Just before the elections, a man called Sandip Roy and I met in a coffee shop near my house. Sandip had asked to interview me for a new web magazine set up by a television channel; he wanted my thoughts on the elections.

We discussed the Trinamool Congress, Mamata Banerjee, the Left Front — and Calcutta, of course. We’d both just returned to the city — I, from a short trip to England; he, from a few years of working in San Francisco. His mother was old; he’d made the move with this in mind, and was barely beginning a new life here — where he’d grown up, unlike me. We began comparing Indian cities — a common pastime when you’re talking about one of them.

“Well, Bombay’s main preoccupation is money, and Delhi’s is power,” I said, unconsciously parroting received wisdom. “Maybe Delhi these days is about both power and money. And Calcutta …”

“Calcutta’s preoccupation is ‘Will you be eating at home tonight?’ ”

He had echoed, verbatim, what my mother says to me, or to me and my wife, whenever we go out in the evening. It’s a question asked uninsistently, but with measured desperation — meant to exert a silent pressure on the person going out of the door. Sandip Roy’s words made me realise that neither I nor my mother are alone or unique. Very few people return to Calcutta today except to be with parents.

When we moved to Calcutta, my father was nearing seventy-eight; he’d accomplished his three-score-and-ten without any major hitches; and, as I write this, he’s less than two months away from being ninety. At seventy-eight, he was still more active and agile than I am now, though, with hindsight, I can see the stealthy signs of dementia — mainly a slight loping oddness of gait — were already present.
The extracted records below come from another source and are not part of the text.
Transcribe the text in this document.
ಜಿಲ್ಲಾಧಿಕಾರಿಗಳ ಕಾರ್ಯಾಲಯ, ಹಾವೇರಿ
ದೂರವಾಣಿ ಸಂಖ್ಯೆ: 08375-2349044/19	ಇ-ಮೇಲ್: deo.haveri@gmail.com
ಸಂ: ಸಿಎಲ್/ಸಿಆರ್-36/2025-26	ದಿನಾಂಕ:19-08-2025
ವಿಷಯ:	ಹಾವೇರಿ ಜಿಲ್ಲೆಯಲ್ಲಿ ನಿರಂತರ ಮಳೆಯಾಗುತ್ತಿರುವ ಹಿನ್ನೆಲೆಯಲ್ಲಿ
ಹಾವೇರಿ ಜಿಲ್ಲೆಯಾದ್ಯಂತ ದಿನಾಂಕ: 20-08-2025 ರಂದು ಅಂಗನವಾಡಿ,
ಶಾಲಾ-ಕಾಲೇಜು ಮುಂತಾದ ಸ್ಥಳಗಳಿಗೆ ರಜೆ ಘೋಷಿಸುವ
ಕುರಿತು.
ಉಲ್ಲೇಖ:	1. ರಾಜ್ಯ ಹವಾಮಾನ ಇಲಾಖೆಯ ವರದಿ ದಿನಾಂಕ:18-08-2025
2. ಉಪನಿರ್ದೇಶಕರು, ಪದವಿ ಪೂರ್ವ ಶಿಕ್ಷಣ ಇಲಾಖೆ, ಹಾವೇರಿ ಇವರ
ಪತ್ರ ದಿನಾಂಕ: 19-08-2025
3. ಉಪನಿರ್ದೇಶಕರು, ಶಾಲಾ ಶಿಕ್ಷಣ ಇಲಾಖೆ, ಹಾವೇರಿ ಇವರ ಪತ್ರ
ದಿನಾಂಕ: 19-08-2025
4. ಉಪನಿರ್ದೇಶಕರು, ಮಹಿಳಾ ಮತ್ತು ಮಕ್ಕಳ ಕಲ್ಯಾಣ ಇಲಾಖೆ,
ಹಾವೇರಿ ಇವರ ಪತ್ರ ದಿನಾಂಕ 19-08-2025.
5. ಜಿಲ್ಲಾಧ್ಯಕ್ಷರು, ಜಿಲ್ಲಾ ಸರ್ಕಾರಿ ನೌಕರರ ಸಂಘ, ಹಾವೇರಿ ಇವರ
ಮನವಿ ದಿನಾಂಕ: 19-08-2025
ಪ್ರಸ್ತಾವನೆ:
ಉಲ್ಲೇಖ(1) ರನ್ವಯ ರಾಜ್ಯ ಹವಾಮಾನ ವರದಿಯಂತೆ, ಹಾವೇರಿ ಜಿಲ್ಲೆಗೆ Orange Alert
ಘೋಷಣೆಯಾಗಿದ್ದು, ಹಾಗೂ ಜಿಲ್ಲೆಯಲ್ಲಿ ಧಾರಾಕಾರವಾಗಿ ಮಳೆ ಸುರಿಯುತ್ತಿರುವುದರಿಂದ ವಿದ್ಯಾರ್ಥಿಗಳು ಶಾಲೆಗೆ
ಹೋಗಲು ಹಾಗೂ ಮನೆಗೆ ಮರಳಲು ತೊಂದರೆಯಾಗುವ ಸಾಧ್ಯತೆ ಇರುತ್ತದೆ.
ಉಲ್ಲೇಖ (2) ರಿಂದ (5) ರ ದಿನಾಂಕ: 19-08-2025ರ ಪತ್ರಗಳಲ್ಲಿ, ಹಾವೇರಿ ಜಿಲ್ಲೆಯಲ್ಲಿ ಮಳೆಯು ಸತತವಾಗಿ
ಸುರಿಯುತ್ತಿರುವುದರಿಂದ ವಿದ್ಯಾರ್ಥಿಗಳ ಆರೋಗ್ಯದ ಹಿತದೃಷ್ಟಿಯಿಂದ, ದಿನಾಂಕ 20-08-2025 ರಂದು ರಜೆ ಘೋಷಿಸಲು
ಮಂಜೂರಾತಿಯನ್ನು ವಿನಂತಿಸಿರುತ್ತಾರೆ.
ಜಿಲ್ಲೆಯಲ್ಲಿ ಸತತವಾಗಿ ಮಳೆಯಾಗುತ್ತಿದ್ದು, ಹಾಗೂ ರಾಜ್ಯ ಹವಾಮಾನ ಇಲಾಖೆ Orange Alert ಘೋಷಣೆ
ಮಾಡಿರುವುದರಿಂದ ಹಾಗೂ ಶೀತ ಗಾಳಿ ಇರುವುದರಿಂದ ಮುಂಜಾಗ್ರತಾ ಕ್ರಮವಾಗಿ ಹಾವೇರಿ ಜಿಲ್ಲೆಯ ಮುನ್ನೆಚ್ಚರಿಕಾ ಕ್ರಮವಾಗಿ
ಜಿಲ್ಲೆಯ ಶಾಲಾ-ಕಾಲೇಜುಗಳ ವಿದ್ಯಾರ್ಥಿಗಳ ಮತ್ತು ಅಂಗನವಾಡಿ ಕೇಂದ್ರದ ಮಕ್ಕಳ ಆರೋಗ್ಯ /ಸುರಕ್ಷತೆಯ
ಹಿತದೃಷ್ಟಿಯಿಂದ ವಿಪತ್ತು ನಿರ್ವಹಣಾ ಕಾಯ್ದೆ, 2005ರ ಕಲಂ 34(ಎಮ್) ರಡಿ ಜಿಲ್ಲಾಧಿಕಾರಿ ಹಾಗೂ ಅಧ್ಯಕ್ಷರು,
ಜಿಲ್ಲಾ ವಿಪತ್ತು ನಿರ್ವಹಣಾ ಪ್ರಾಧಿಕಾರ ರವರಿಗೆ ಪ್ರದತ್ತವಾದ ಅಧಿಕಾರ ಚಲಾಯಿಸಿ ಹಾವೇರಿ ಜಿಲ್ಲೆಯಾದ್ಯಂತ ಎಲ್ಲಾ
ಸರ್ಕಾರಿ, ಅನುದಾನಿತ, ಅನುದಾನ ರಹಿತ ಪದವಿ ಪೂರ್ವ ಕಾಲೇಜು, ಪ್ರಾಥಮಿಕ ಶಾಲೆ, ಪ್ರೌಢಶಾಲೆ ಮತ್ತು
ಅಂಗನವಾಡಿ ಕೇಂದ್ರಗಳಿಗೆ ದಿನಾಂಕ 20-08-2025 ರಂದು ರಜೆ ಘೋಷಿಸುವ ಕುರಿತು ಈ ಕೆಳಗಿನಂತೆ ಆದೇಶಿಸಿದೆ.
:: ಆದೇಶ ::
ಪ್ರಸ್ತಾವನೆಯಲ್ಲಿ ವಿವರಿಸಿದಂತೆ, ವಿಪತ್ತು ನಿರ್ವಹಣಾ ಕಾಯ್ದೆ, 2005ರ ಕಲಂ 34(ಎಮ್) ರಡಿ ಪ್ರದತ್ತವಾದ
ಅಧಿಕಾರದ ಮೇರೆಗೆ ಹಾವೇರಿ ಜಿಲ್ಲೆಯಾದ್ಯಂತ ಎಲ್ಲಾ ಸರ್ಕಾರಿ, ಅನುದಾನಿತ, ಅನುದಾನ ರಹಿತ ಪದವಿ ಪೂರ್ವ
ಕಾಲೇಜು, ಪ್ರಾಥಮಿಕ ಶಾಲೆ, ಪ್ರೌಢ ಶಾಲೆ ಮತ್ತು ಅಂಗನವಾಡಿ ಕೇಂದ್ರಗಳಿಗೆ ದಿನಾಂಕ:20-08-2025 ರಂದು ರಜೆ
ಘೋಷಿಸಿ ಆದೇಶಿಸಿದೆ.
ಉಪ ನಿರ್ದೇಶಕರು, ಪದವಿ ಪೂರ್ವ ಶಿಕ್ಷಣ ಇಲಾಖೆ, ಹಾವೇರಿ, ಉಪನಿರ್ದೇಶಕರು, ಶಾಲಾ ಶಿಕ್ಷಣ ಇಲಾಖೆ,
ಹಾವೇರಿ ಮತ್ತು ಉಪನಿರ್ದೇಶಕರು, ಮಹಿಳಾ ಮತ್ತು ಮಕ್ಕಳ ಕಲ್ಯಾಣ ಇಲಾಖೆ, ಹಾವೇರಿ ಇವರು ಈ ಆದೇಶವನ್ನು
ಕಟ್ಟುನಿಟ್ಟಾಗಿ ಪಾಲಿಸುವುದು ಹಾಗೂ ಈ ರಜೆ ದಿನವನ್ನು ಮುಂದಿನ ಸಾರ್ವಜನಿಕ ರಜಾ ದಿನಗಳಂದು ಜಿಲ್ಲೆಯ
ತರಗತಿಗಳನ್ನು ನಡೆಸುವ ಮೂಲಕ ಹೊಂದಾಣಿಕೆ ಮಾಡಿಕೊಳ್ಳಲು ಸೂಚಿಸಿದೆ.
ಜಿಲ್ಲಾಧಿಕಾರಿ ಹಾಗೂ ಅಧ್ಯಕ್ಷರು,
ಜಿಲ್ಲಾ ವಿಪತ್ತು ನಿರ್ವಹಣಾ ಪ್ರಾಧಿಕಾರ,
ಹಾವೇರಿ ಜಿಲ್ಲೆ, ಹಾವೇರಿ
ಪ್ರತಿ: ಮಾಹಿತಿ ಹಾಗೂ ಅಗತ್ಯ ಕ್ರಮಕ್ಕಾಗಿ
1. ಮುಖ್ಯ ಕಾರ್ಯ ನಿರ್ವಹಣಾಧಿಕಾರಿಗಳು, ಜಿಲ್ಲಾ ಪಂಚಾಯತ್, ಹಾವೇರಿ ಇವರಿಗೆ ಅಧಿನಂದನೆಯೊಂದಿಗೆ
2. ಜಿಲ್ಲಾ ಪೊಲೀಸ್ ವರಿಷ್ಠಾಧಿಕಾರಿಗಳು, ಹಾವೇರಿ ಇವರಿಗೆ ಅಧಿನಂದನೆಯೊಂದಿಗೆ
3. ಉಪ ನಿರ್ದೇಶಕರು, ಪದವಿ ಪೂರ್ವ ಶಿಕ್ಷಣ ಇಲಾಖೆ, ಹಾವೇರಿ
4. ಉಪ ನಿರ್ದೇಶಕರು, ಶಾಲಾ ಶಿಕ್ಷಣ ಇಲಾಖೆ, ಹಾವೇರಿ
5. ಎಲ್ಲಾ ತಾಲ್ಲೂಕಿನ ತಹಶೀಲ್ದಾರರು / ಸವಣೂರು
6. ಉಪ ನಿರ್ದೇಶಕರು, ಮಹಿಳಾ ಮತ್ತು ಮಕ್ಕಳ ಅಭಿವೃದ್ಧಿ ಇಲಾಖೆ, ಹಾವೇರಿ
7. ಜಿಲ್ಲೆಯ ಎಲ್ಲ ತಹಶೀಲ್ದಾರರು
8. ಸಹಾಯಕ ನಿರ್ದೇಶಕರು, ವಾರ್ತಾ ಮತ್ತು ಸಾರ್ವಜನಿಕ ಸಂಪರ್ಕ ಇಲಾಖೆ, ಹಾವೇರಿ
Our plan, from 1999 onward, if the world didn’t end on the stroke of midnight at the millennium’s end, as many had hinted it would, was to “divide time” between Calcutta and England. This was what we’d been doing anyway; but the intention was now to invert the previous allocations of the year — to spend fewer months in England, more in India. Part of the reason for this was I didn’t want to discover one day that I was old, not far from death, and still living in England; for some reason, it didn’t seem like the right ending for the story my imagination had constructed of my life. I’d seen it happen to others — couples who’d lived much of their adult life in Bicester, or Rochdale, or in Newbury Park; always deferring the day of departure, always behaving as if they were temporary residents who’d been in England for only the last few months; then, when the time of departure came at last, it was a further deferral of their plans — it was a departure to the afterlife, no doubt another limited stint before they made their way back to Bengal. They were the banal counterparts of the figure in the de Chirico painting which V. S. Naipaul invokes in order to reflect on what he’s still doing in Wiltshire after so many years. We do what we do only with part volition — that much is a truism. I was determined to be neither like Naipaul nor that figure — and to exercise a choice while I was still conscious of the need for it.